According to the paper, figures obtained from health trusts under a freedom of information request reveal that in 2011 15.3 million prescriptions were handed out for sleeping pills, compared with 14.5million in 2007/8. Last year the NHS spent £49.2 million on such drugs, up from £42 million three years previously.
I’d like to know what proportion of this was spent on zopiclone, a Rhône-Poulenc drug often sold under the brand name Zimovane. Most of my friends with sleeping problems are given zopiclone, originally considered less addictive than the benzodiazepines. Well, I got addicted to it, as I describe in The Fix. It wasn’t a fun experience, at least after some initial euphoric feelings: it felt “dirtier” than Valium and certainly produced a poor quality of sleep.
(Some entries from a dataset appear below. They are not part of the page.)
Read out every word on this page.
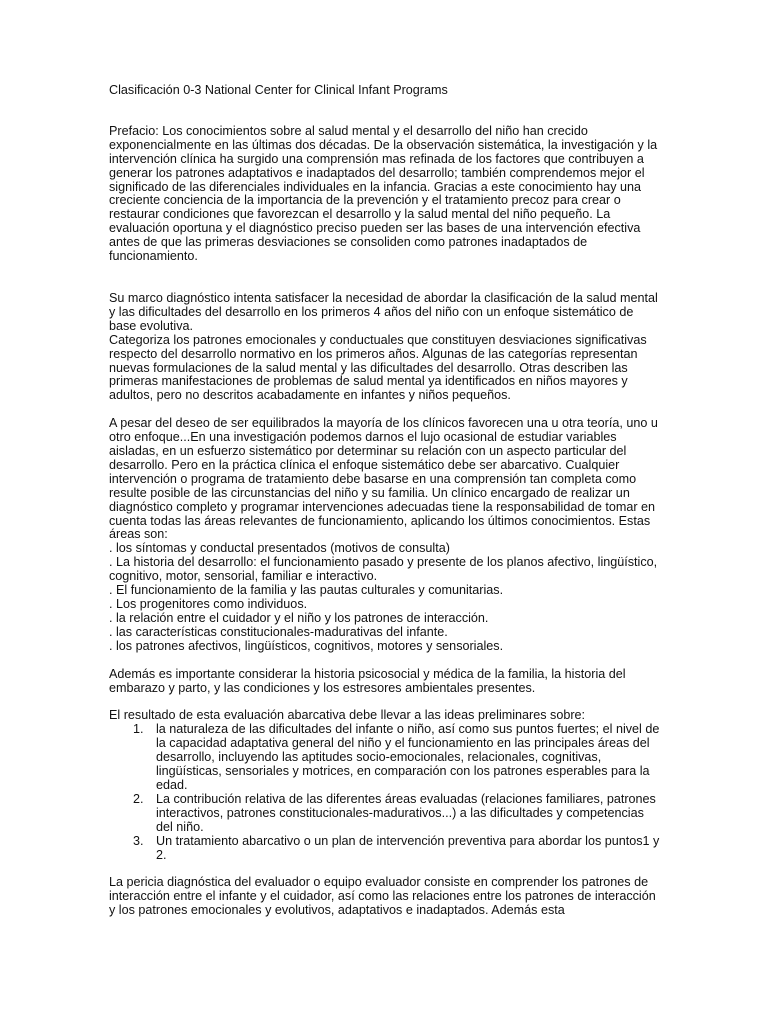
Clasificación 0-3 National Center for Clinical Infant Programs

Prefacio: Los conocimientos sobre al salud mental y el desarrollo del niño han crecido exponencialmente en las últimas dos décadas. De la observación sistemática, la investigación y la intervención clínica ha surgido una comprensión mas refinada de los factores que contribuyen a generar los patrones adaptativos e inadaptados del desarrollo; también comprendemos mejor el significado de las diferenciales individuales en la infancia. Gracias a este conocimiento hay una creciente conciencia de la importancia de la prevención y el tratamiento precoz para crear o restaurar condiciones que favorezcan el desarrollo y la salud mental del niño pequeño. La evaluación oportuna y el diagnóstico preciso pueden ser las bases de una intervención efectiva antes de que las primeras desviaciones se consoliden como patrones inadaptados de funcionamiento.

Su marco diagnóstico intenta satisfacer la necesidad de abordar la clasificación de la salud mental y las dificultades del desarrollo en los primeros 4 años del niño con un enfoque sistemático de base evolutiva.

Categoriza los patrones emocionales y conductuales que constituyen desviaciones significativas respecto del desarrollo normativo en los primeros años. Algunas de las categorías representan nuevas formulaciones de la salud mental y las dificultades del desarrollo. Otras describen las primeras manifestaciones de problemas de salud mental ya identificados en niños mayores y adultos, pero no descritos acabadamente en infantes y niños pequeños.

A pesar del deseo de ser equilibrados la mayoría de los clínicos favorecen una u otra teoría, uno u otro enfoque...En una investigación podemos darnos el lujo ocasional de estudiar variables aisladas, en un esfuerzo sistemático por determinar su relación con un aspecto particular del desarrollo. Pero en la práctica clínica el enfoque sistemático debe ser abarcativo. Cualquier intervención o programa de tratamiento debe basarse en una comprensión tan completa como resulte posible de las circunstancias del niño y su familia. Un clínico encargado de realizar un diagnóstico completo y programar intervenciones adecuadas tiene la responsabilidad de tomar en cuenta todas las áreas relevantes de funcionamiento, aplicando los últimos conocimientos. Estas áreas son:

. los síntomas y conductal presentados (motivos de consulta)
. La historia del desarrollo: el funcionamiento pasado y presente de los planos afectivo, lingüístico, cognitivo, motor, sensorial, familiar e interactivo.
. El funcionamiento de la familia y las pautas culturales y comunitarias.
. Los progenitores como individuos.
. la relación entre el cuidador y el niño y los patrones de interacción.
. las características constitucionales-madurativas del infante.
. los patrones afectivos, lingüísticos, cognitivos, motores y sensoriales.

Además es importante considerar la historia psicosocial y médica de la familia, la historia del embarazo y parto, y las condiciones y los estresores ambientales presentes.

El resultado de esta evaluación abarcativa debe llevar a las ideas preliminares sobre:

1. la naturaleza de las dificultades del infante o niño, así como sus puntos fuertes; el nivel de la capacidad adaptativa general del niño y el funcionamiento en las principales áreas del desarrollo, incluyendo las aptitudes socio-emocionales, relacionales, cognitivas, lingüísticas, sensoriales y motrices, en comparación con los patrones esperables para la edad.
2. La contribución relativa de las diferentes áreas evaluadas (relaciones familiares, patrones interactivos, patrones constitucionales-madurativos...) a las dificultades y competencias del niño.
3. Un tratamiento abarcativo o un plan de intervención preventiva para abordar los puntos1 y 2.

La pericia diagnóstica del evaluador o equipo evaluador consiste en comprender los patrones de interacción entre el infante y el cuidador, así como las relaciones entre los patrones de interacción y los patrones emocionales y evolutivos, adaptativos e inadaptados. Además esta
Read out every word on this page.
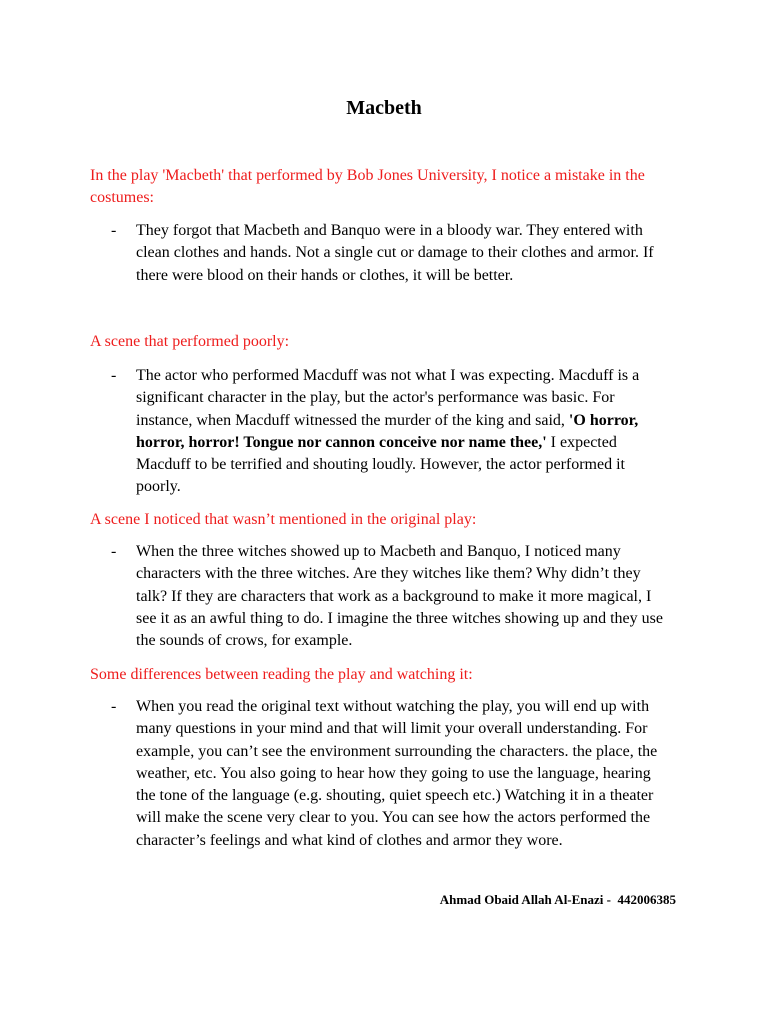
Macbeth
In the play 'Macbeth' that performed by Bob Jones University, I notice a mistake in the costumes:
-	They forgot that Macbeth and Banquo were in a bloody war. They entered with clean clothes and hands. Not a single cut or damage to their clothes and armor. If there were blood on their hands or clothes, it will be better.
A scene that performed poorly:
-	The actor who performed Macduff was not what I was expecting. Macduff is a significant character in the play, but the actor's performance was basic. For instance, when Macduff witnessed the murder of the king and said, 'O horror, horror, horror! Tongue nor cannon conceive nor name thee,' I expected Macduff to be terrified and shouting loudly. However, the actor performed it poorly.
A scene I noticed that wasn’t mentioned in the original play:
-	When the three witches showed up to Macbeth and Banquo, I noticed many characters with the three witches. Are they witches like them? Why didn’t they talk? If they are characters that work as a background to make it more magical, I see it as an awful thing to do. I imagine the three witches showing up and they use the sounds of crows, for example.
Some differences between reading the play and watching it:
-	When you read the original text without watching the play, you will end up with many questions in your mind and that will limit your overall understanding. For example, you can’t see the environment surrounding the characters. the place, the weather, etc. You also going to hear how they going to use the language, hearing the tone of the language (e.g. shouting, quiet speech etc.) Watching it in a theater will make the scene very clear to you. You can see how the actors performed the character’s feelings and what kind of clothes and armor they wore.
Ahmad Obaid Allah Al-Enazi -  442006385
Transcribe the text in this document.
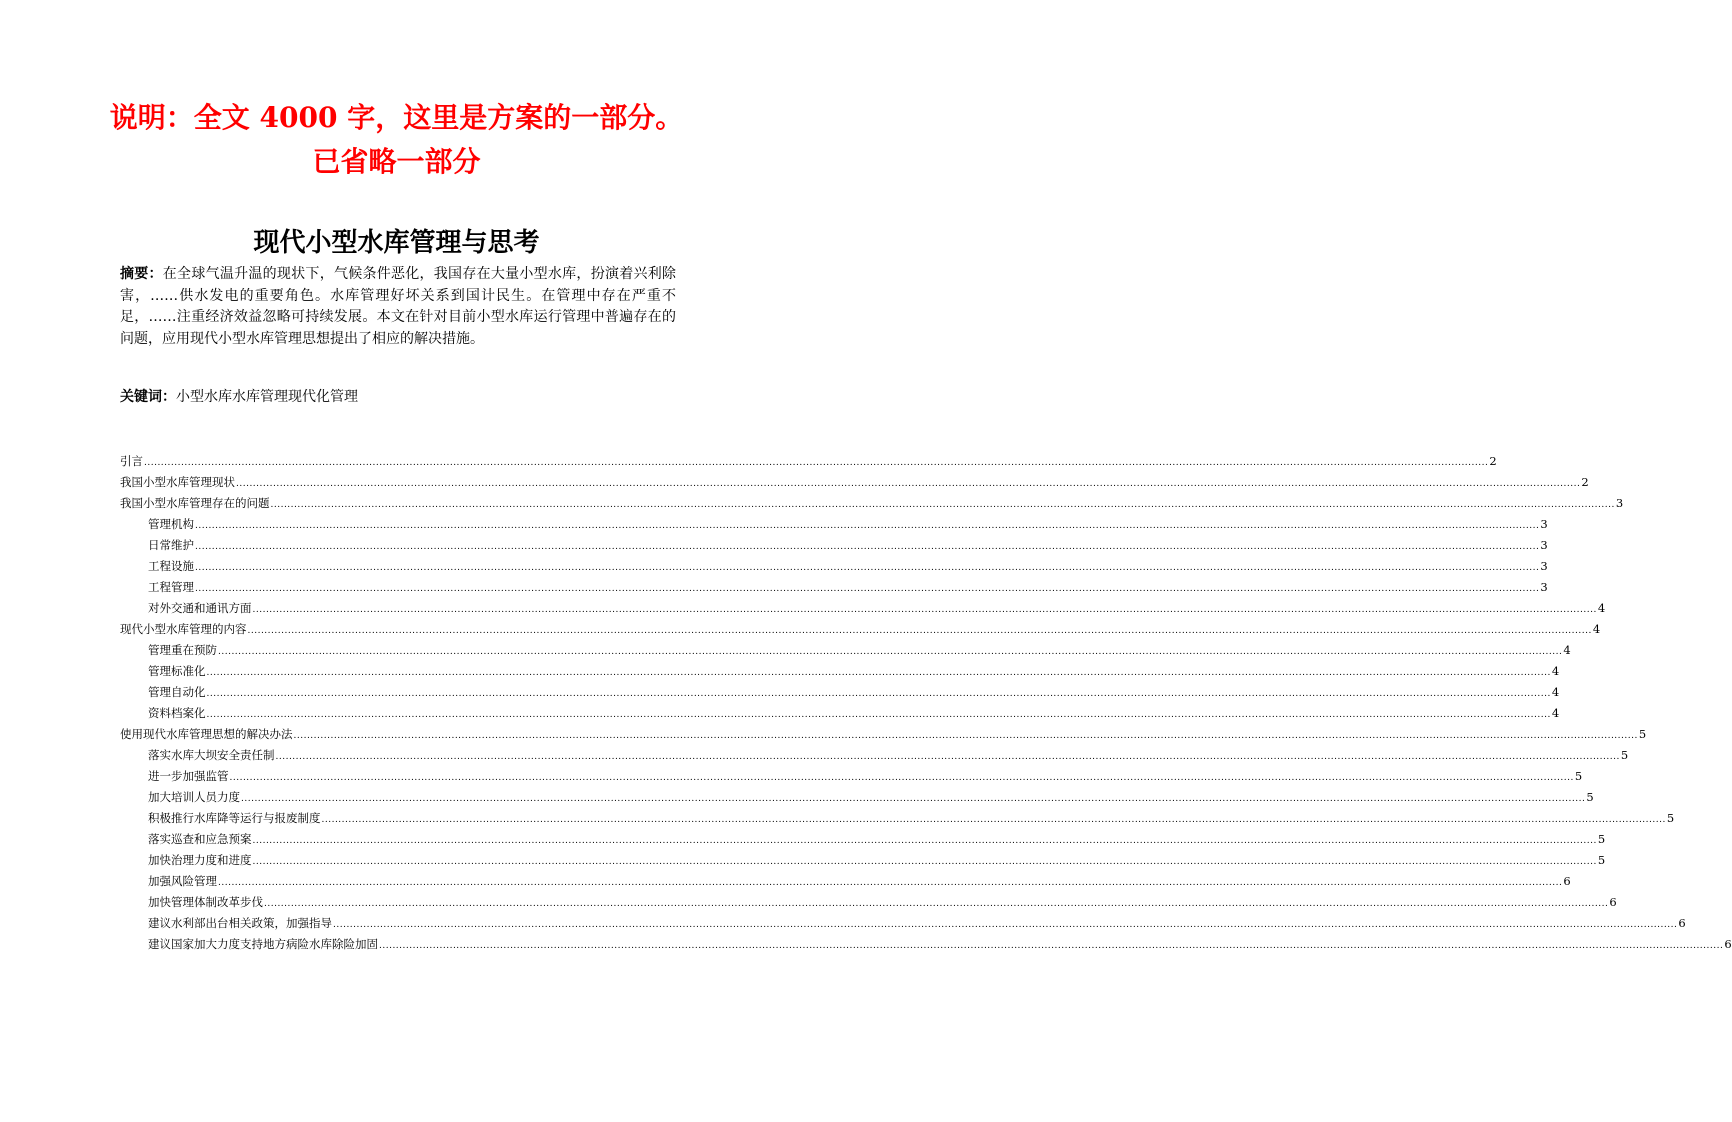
说明：全文 4000 字，这里是方案的一部分。
已省略一部分
现代小型水库管理与思考
摘要：在全球气温升温的现状下，气候条件恶化，我国存在大量小型水库，扮演着兴利除害，……供水发电的重要角色。水库管理好坏关系到国计民生。在管理中存在严重不足，……注重经济效益忽略可持续发展。本文在针对目前小型水库运行管理中普遍存在的问题，应用现代小型水库管理思想提出了相应的解决措施。
关键词：小型水库水库管理现代化管理
引言 ................................................................................................................................................................................................................................................................................................................................................................................................................ 2
我国小型水库管理现状 ................................................................................................................................................................................................................................................................................................................................................................................................................ 2
我国小型水库管理存在的问题 ................................................................................................................................................................................................................................................................................................................................................................................................................ 3
管理机构 ................................................................................................................................................................................................................................................................................................................................................................................................................ 3
日常维护 ................................................................................................................................................................................................................................................................................................................................................................................................................ 3
工程设施 ................................................................................................................................................................................................................................................................................................................................................................................................................ 3
工程管理 ................................................................................................................................................................................................................................................................................................................................................................................................................ 3
对外交通和通讯方面 ................................................................................................................................................................................................................................................................................................................................................................................................................ 4
现代小型水库管理的内容 ................................................................................................................................................................................................................................................................................................................................................................................................................ 4
管理重在预防 ................................................................................................................................................................................................................................................................................................................................................................................................................ 4
管理标准化 ................................................................................................................................................................................................................................................................................................................................................................................................................ 4
管理自动化 ................................................................................................................................................................................................................................................................................................................................................................................................................ 4
资料档案化 ................................................................................................................................................................................................................................................................................................................................................................................................................ 4
使用现代水库管理思想的解决办法 ................................................................................................................................................................................................................................................................................................................................................................................................................ 5
落实水库大坝安全责任制 ................................................................................................................................................................................................................................................................................................................................................................................................................ 5
进一步加强监管 ................................................................................................................................................................................................................................................................................................................................................................................................................ 5
加大培训人员力度 ................................................................................................................................................................................................................................................................................................................................................................................................................ 5
积极推行水库降等运行与报废制度 ................................................................................................................................................................................................................................................................................................................................................................................................................ 5
落实巡查和应急预案 ................................................................................................................................................................................................................................................................................................................................................................................................................ 5
加快治理力度和进度 ................................................................................................................................................................................................................................................................................................................................................................................................................ 5
加强风险管理 ................................................................................................................................................................................................................................................................................................................................................................................................................ 6
加快管理体制改革步伐 ................................................................................................................................................................................................................................................................................................................................................................................................................ 6
建议水利部出台相关政策，加强指导 ................................................................................................................................................................................................................................................................................................................................................................................................................ 6
建议国家加大力度支持地方病险水库除险加固 ................................................................................................................................................................................................................................................................................................................................................................................................................ 6
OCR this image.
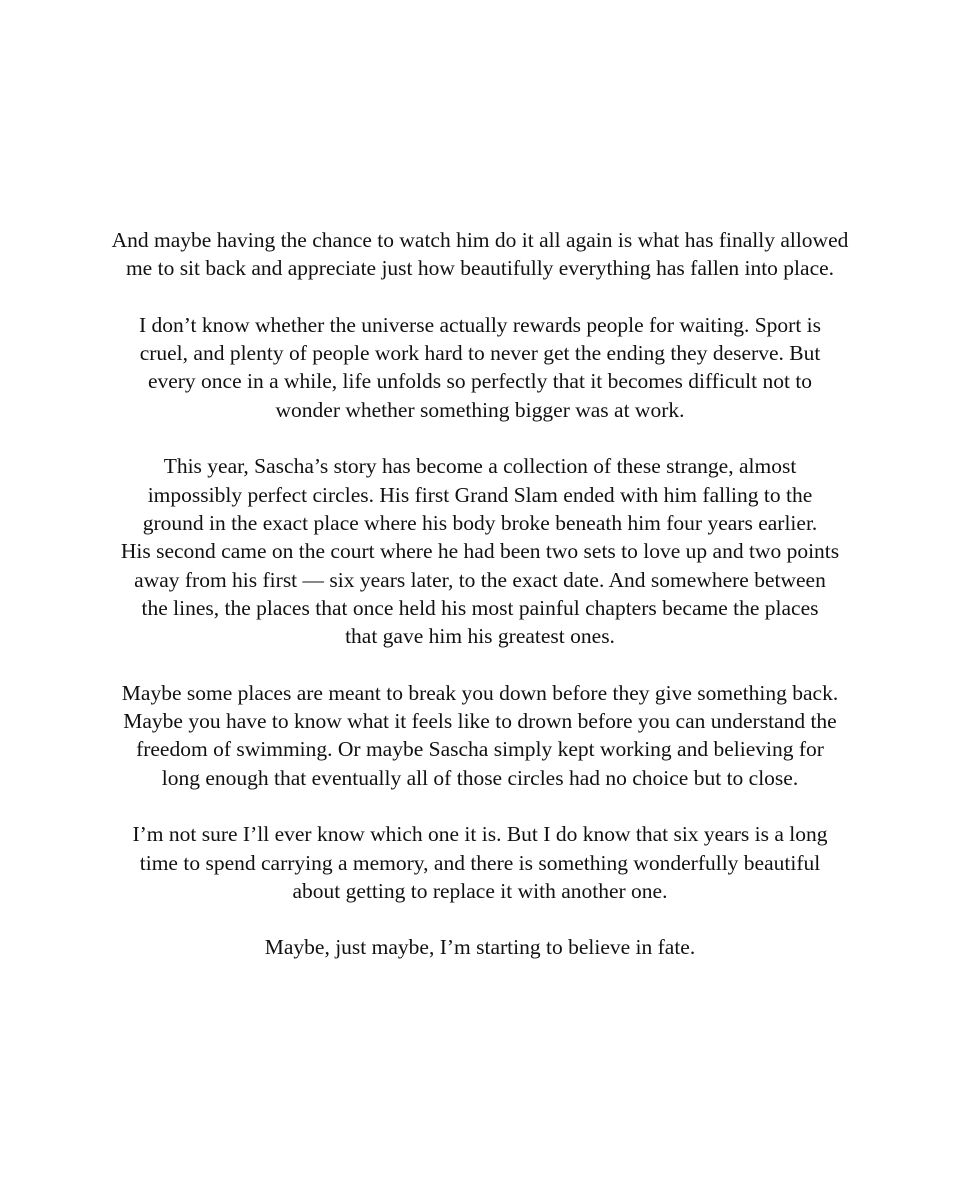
And maybe having the chance to watch him do it all again is what has finally allowed
me to sit back and appreciate just how beautifully everything has fallen into place.

I don’t know whether the universe actually rewards people for waiting. Sport is
cruel, and plenty of people work hard to never get the ending they deserve. But
every once in a while, life unfolds so perfectly that it becomes difficult not to
wonder whether something bigger was at work.

This year, Sascha’s story has become a collection of these strange, almost
impossibly perfect circles. His first Grand Slam ended with him falling to the
ground in the exact place where his body broke beneath him four years earlier.
His second came on the court where he had been two sets to love up and two points
away from his first — six years later, to the exact date. And somewhere between
the lines, the places that once held his most painful chapters became the places
that gave him his greatest ones.

Maybe some places are meant to break you down before they give something back.
Maybe you have to know what it feels like to drown before you can understand the
freedom of swimming. Or maybe Sascha simply kept working and believing for
long enough that eventually all of those circles had no choice but to close.

I’m not sure I’ll ever know which one it is. But I do know that six years is a long
time to spend carrying a memory, and there is something wonderfully beautiful
about getting to replace it with another one.

Maybe, just maybe, I’m starting to believe in fate.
Zopiclone has also become a street drug, as I describe in the book:
A report by Dr Russell Newcombe published in 2009 by the charity Lifeline revealed that ‘zimmies’ (from Zimovane) were a popular street drug in the north-east of England – sometimes in the form of 15 mg tablets not available in the UK, which suggests that they came from an internet pharmacy.
One interviewee said heavy zopiclone users ‘looked really evil’, with their bloodshot eyes, messy hair, untidy clothes, drooling mouth and drunken sailor’s gait. ‘Trying to sit down can take them half an hour – it has to be seen to be believed, if it wasn’t so sad it would be funny.’ No wonder my friends gave me a wide berth. But those were the worst cases. For regular all-night partygoers, ‘zimmies’ were something to help you come down after a night on stimulants.
I wonder if some of the NHS money is unwittingly being spent on zopiclone and other tranquillisers for the benefit of recreational users who need a post-binge downer and lie to their GPs about insomnia.
For legal reasons, I haven’t quoted the opinion of a hospital doctor who took part in the original trials of zopiclone in the 1980s and whom I talked to a few years later. Let’s just say that it was pretty harsh.